The story Morse is told about a portrait of a cast of a drowned woman is an actual one. Known as "L'inconnue de la Seine", she was a woman found in the Parisian river in the late 1880s and presumed to be a suicide since there were no marks of violence. She was never identified, but was seen as the epitome of female beauty and copies of her death-mask did indeed become must-have household objects from around 1900. Her face was used as the basis for the original 1958 CPR mannequin, "Resusci Anne".
After JCN has won the chess-match there is champagne going around. Professor Amory offers some to Professor Gradenko but he declines; to which Armory then says: "Come on old chap, Napoleon's dictum". Here he refers to the quote of Napoleon which states: "Champagne! In victory one deserves it, in defeat one needs it."
WPC Trewlove refers to a chess gambit as "Kronsteen's variation" - a reference to the chess master played by Vladek Sheybal in the film From Russia With Love.
The piece played on the glass harp at the beginning is Gnossienne n.1 by Erik Satie. The original arrangement is for the piano but an orchestral version arranged by Rachel Portman for the movie Chocolat (which plays during the flashback "Story of Grandmere and Grandpere") is also well-known.
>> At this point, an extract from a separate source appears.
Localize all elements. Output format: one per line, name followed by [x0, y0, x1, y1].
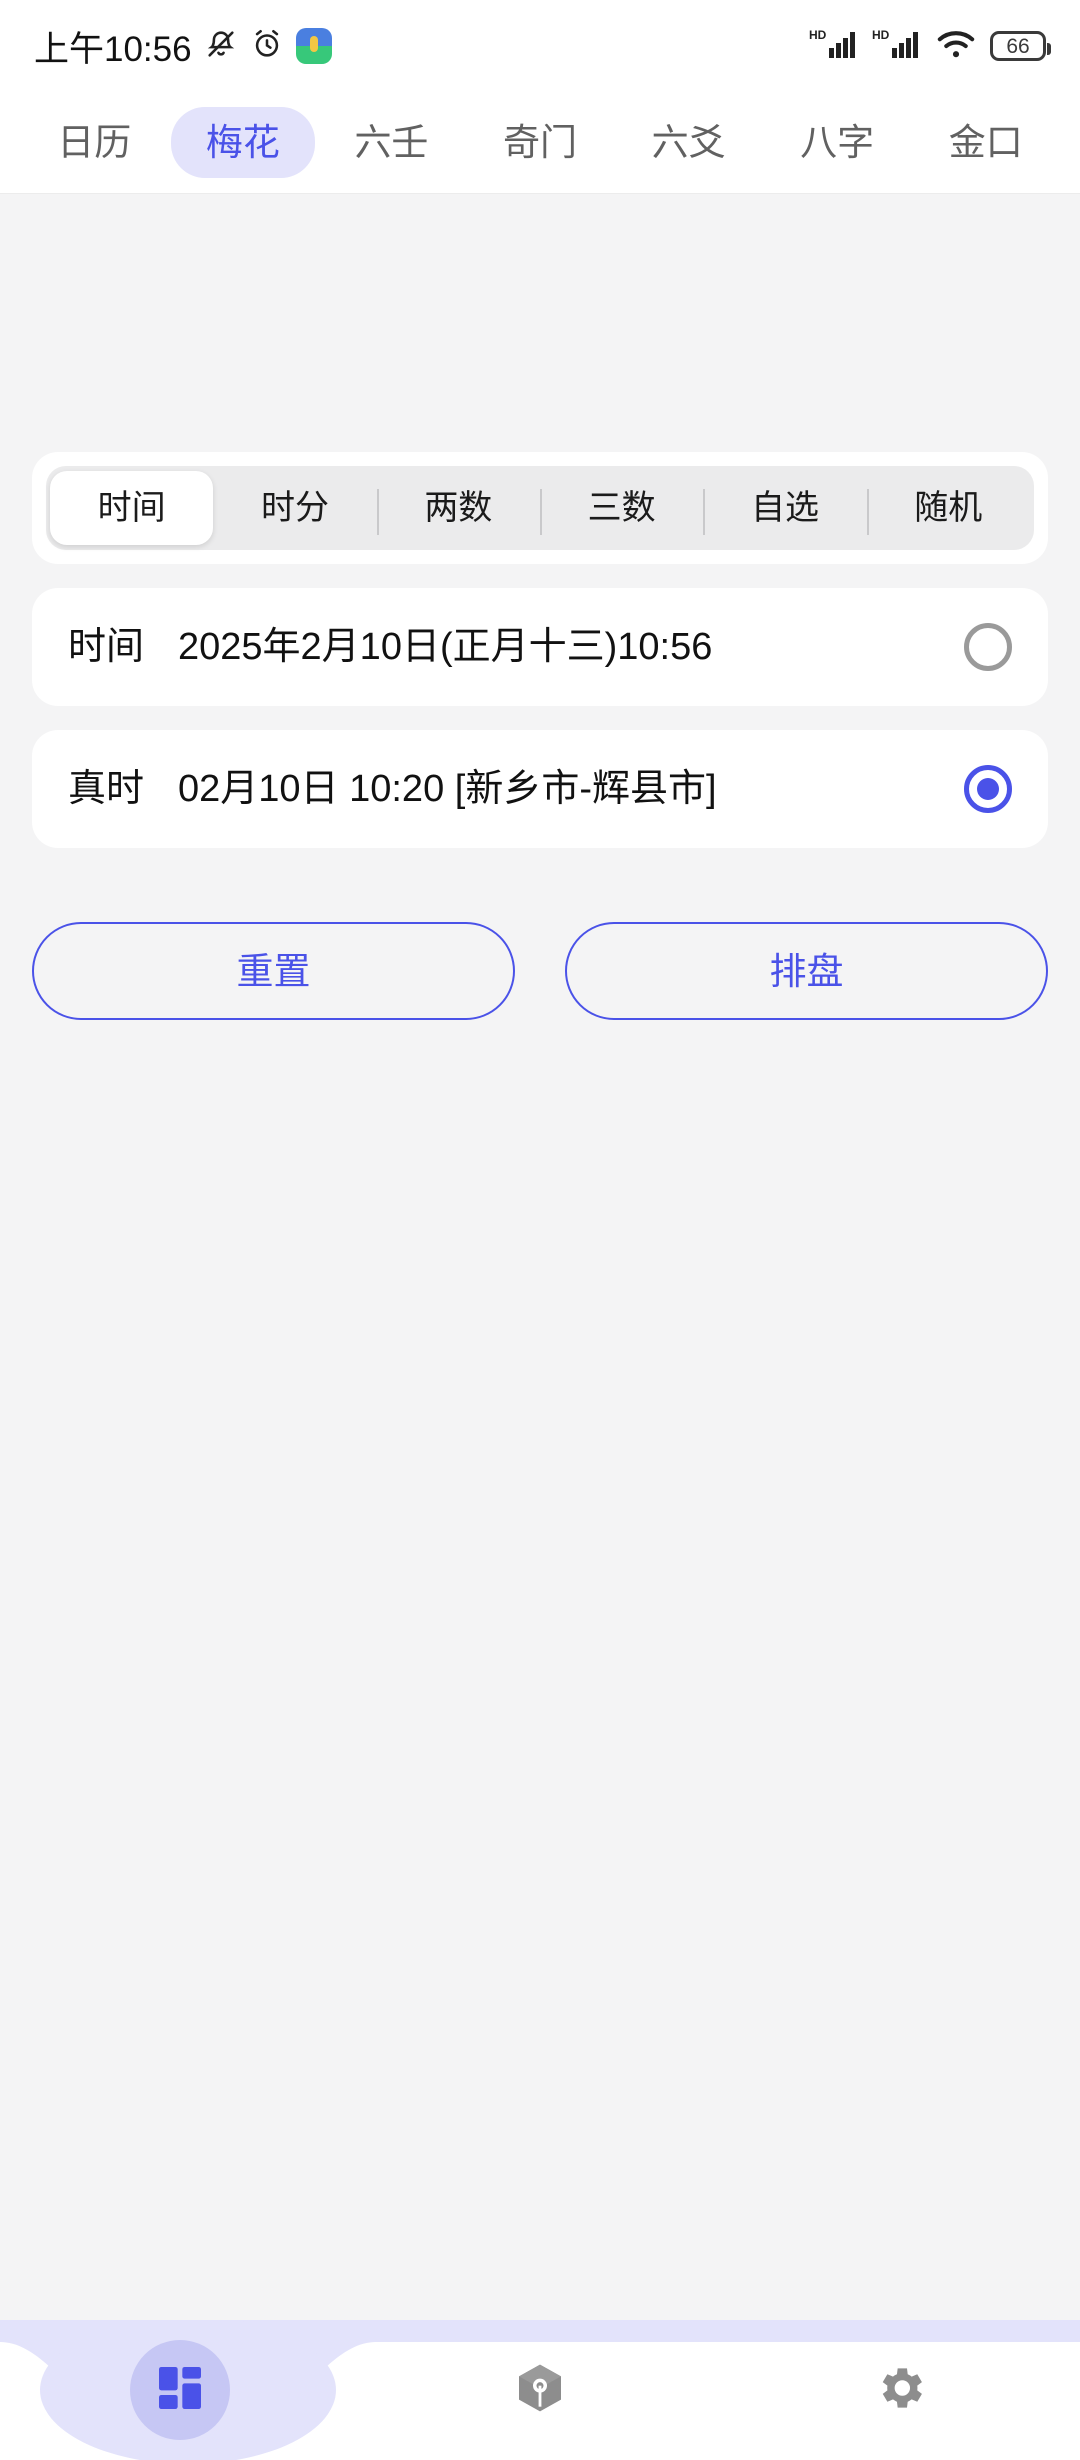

The fictional Lovelace College is named after Augusta Ada King-Noel, Countess of Lovelace, or Ada Lovelace for short, often referred to as "the first computer programmer", after her work with Charles Babbage on his Difference Engine.
Colin Dexter: photo on the wall of Dorothea Frazil's newspaper office. Notably, it was announced in January 2017 that Dexter, author of the original Morse novels, had retired from his frequent role as extra and would no longer appear in the flesh on television. Dexter passed away a few months later, March 21, 2017.